If you can hear sounds and understand some words but not others, or you can’t differentiate between someone’s voice and nearby noise, your hearing issue may be in your ear’s ability to conduct sound or in your brain’s capability of processing signals, or both.
Your ability to process sound is determined by several variables such as overall health, age, brain function, and genetics. If you have the annoying experience of hearing a person’s voice but not processing or understanding what that person is saying you may be experiencing one or more of the following types of hearing loss.
Conductive Hearing Loss
When we tug on our ears, continuously swallow, and say again and again to ourselves with growing irritation, “There’s something in my ear,” we could be suffering from conductive hearing loss.

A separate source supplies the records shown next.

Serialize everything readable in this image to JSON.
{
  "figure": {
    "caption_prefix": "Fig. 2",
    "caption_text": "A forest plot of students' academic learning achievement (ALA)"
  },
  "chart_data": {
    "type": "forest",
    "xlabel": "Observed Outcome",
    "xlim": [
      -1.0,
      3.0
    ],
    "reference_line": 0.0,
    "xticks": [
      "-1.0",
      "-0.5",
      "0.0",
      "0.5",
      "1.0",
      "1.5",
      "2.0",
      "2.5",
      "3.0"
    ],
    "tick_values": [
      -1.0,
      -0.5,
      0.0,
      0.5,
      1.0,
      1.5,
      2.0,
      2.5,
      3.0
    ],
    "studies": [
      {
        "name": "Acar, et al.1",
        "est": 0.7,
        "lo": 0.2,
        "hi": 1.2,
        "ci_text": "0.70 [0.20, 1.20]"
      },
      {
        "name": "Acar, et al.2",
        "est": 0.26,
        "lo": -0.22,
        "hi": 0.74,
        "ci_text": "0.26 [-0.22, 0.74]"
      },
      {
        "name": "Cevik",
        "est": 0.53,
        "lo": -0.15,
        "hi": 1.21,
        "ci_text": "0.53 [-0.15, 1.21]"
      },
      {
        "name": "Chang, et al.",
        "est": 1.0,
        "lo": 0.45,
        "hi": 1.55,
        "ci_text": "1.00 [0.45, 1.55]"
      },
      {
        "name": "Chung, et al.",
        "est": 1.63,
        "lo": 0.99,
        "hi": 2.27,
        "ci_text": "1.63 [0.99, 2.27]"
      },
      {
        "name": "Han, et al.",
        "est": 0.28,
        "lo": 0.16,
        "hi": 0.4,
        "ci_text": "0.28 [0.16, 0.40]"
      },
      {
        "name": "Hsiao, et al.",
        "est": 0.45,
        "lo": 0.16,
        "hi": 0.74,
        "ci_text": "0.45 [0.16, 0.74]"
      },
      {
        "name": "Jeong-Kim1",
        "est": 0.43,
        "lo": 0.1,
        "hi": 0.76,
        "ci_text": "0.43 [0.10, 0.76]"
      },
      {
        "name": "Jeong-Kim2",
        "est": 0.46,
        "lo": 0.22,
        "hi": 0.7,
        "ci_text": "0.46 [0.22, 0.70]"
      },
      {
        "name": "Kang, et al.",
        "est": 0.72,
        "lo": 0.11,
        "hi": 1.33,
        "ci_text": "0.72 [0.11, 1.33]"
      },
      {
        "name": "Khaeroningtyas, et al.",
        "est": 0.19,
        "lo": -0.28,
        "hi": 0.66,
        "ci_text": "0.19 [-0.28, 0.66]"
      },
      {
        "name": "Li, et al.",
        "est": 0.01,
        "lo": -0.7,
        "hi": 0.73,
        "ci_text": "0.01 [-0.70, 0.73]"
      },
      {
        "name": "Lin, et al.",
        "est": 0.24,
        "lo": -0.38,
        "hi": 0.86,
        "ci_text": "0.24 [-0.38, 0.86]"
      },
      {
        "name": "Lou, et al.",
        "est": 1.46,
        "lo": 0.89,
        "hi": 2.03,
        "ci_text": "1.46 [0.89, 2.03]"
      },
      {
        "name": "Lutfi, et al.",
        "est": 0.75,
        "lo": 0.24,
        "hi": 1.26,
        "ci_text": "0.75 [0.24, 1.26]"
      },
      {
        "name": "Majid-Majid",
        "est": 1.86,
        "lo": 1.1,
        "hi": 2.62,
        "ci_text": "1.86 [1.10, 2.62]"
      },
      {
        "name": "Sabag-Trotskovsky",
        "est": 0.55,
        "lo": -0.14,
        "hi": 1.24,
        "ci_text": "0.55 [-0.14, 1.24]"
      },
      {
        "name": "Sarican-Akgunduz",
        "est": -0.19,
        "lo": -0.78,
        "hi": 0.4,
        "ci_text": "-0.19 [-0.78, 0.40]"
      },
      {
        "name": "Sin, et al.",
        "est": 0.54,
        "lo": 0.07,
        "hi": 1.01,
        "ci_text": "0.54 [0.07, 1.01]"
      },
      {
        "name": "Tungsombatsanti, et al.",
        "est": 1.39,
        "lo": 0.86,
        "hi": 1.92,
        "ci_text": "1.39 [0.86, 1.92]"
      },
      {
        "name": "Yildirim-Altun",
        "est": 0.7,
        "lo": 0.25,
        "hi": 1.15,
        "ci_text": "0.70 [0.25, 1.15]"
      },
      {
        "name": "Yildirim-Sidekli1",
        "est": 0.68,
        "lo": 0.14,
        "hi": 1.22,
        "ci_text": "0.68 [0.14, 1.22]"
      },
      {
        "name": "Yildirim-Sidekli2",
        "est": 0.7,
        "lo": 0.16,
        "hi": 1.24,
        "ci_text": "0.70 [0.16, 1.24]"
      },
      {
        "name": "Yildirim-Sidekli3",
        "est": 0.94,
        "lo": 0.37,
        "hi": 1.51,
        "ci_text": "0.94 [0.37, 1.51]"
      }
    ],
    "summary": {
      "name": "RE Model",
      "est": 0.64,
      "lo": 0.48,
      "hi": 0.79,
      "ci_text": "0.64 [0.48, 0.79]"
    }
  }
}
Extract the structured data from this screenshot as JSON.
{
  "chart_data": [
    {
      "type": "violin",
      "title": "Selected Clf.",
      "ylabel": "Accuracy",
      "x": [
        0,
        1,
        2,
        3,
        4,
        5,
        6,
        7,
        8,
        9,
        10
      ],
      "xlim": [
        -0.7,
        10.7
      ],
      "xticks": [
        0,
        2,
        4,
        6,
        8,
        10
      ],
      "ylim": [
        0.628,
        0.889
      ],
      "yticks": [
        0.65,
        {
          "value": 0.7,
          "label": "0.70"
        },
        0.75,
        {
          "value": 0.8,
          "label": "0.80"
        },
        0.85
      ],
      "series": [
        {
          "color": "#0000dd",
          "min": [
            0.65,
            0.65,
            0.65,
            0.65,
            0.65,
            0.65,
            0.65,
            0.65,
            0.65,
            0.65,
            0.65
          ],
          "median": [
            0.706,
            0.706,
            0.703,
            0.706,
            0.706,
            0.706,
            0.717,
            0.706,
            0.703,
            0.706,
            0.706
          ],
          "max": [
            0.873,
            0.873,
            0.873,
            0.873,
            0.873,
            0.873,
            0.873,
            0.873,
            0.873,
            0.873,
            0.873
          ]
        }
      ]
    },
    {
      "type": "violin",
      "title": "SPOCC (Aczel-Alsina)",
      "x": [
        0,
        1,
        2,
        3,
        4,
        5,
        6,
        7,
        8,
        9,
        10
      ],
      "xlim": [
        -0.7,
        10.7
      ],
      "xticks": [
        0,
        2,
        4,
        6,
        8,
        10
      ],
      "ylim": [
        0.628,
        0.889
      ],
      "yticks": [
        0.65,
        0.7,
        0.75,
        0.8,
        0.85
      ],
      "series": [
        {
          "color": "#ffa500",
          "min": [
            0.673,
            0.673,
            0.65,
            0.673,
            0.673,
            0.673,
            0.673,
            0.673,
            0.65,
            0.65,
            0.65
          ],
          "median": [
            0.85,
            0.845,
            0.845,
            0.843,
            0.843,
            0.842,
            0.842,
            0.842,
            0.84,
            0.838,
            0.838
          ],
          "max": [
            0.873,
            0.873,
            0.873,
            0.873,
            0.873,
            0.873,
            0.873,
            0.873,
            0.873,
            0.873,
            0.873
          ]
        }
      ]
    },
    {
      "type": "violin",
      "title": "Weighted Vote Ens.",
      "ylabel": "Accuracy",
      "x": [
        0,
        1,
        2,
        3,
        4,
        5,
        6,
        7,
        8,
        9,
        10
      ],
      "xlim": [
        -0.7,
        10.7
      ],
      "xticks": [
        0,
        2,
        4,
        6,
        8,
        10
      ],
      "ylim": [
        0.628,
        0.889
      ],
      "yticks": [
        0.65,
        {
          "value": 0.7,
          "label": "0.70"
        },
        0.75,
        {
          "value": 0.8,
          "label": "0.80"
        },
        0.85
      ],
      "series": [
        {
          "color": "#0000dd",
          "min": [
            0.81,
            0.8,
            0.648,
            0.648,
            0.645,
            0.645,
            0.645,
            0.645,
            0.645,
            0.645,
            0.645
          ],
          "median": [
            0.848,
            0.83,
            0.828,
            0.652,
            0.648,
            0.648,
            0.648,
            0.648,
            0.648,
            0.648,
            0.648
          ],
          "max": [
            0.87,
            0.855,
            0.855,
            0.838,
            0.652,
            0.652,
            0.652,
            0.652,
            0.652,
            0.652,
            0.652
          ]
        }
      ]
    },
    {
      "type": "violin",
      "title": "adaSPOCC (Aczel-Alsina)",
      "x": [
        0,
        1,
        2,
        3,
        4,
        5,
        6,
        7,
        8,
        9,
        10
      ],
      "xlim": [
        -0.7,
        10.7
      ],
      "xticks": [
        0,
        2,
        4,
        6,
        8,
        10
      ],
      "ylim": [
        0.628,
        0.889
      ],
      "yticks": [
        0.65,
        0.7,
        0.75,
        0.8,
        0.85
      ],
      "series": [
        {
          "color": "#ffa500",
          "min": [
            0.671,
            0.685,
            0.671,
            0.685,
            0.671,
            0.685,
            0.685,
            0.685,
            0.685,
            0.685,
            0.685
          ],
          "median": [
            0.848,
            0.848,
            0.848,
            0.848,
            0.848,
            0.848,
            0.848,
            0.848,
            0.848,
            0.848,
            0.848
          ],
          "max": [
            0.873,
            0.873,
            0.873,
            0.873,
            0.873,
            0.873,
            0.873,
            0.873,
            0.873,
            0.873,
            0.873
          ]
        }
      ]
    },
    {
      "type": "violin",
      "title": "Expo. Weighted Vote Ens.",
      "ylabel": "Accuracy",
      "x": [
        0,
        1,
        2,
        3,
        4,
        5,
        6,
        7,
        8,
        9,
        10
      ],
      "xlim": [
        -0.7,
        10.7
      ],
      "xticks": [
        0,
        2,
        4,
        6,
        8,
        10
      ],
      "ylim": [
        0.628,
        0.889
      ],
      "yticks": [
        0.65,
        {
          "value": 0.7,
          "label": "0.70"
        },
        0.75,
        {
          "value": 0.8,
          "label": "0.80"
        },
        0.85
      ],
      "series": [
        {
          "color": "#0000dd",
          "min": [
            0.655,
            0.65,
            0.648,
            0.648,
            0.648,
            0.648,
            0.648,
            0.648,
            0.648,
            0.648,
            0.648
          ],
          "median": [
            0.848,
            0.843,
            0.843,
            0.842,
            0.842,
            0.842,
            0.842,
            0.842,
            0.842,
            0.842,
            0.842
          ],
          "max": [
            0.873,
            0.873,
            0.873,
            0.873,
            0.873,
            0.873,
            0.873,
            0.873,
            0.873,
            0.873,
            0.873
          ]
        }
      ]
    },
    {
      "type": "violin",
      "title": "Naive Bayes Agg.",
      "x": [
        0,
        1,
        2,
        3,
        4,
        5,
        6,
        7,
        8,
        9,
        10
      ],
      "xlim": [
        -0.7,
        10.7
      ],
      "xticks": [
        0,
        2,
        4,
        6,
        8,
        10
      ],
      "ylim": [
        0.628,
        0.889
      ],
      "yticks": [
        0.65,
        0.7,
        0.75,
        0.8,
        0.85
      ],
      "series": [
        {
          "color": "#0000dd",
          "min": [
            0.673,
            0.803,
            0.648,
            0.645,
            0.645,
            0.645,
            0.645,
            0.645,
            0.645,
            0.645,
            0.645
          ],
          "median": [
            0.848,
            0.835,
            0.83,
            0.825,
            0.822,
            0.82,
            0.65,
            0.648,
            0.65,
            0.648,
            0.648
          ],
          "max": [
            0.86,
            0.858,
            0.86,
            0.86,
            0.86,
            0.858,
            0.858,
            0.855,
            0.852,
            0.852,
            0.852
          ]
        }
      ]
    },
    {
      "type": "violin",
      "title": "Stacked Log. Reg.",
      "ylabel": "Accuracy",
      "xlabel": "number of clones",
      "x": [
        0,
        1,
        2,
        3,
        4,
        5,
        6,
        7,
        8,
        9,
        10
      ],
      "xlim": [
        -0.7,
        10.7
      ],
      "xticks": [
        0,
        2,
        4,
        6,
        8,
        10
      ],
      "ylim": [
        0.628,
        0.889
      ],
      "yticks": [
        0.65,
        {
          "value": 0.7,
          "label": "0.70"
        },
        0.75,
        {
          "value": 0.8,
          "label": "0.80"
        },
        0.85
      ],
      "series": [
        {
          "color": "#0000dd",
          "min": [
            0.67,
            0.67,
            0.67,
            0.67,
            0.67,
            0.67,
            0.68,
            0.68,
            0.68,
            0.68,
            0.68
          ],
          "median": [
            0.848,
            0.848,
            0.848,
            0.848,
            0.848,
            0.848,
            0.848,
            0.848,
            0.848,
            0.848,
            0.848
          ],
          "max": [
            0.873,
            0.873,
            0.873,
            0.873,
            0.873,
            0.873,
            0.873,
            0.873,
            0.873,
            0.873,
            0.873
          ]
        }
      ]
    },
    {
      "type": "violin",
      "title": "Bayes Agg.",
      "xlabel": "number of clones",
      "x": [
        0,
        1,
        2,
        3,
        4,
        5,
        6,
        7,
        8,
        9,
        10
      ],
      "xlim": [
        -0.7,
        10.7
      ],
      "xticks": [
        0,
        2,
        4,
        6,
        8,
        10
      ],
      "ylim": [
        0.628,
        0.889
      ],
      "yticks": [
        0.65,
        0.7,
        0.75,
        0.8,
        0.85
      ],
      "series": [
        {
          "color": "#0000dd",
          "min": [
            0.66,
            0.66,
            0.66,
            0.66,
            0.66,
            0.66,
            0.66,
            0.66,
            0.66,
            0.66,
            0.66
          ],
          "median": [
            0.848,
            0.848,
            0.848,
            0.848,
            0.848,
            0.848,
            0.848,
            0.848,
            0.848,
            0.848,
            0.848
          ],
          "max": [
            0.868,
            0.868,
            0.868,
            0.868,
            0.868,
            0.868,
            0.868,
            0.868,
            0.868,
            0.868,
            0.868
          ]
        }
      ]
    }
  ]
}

Problems with the outer and middle ear like fluid in the ear, earwax buildup, ear infections, or eardrum damage all reduce the ear’s ability to conduct sound to the brain. Depending on the severity of problems going on in your ear, you may be able to make out some individuals, with louder voices, versus hearing partial words from others talking in normal or lower tones.
Sensorineural Hearing Loss
Unlike conductive hearing loss, which impacts the middle and outer ear, Sensorineural hearing loss impacts the inner ear. Injury to the inner ear’s hair-like cells or the auditory nerve as well can block sound signals to the brain. Sounds can seem too soft or loud and voices can sound too muddy. You’re suffering with high frequency hearing loss, if you have a hard time hearing women and children’s voices or cannot separate voices from the background noise.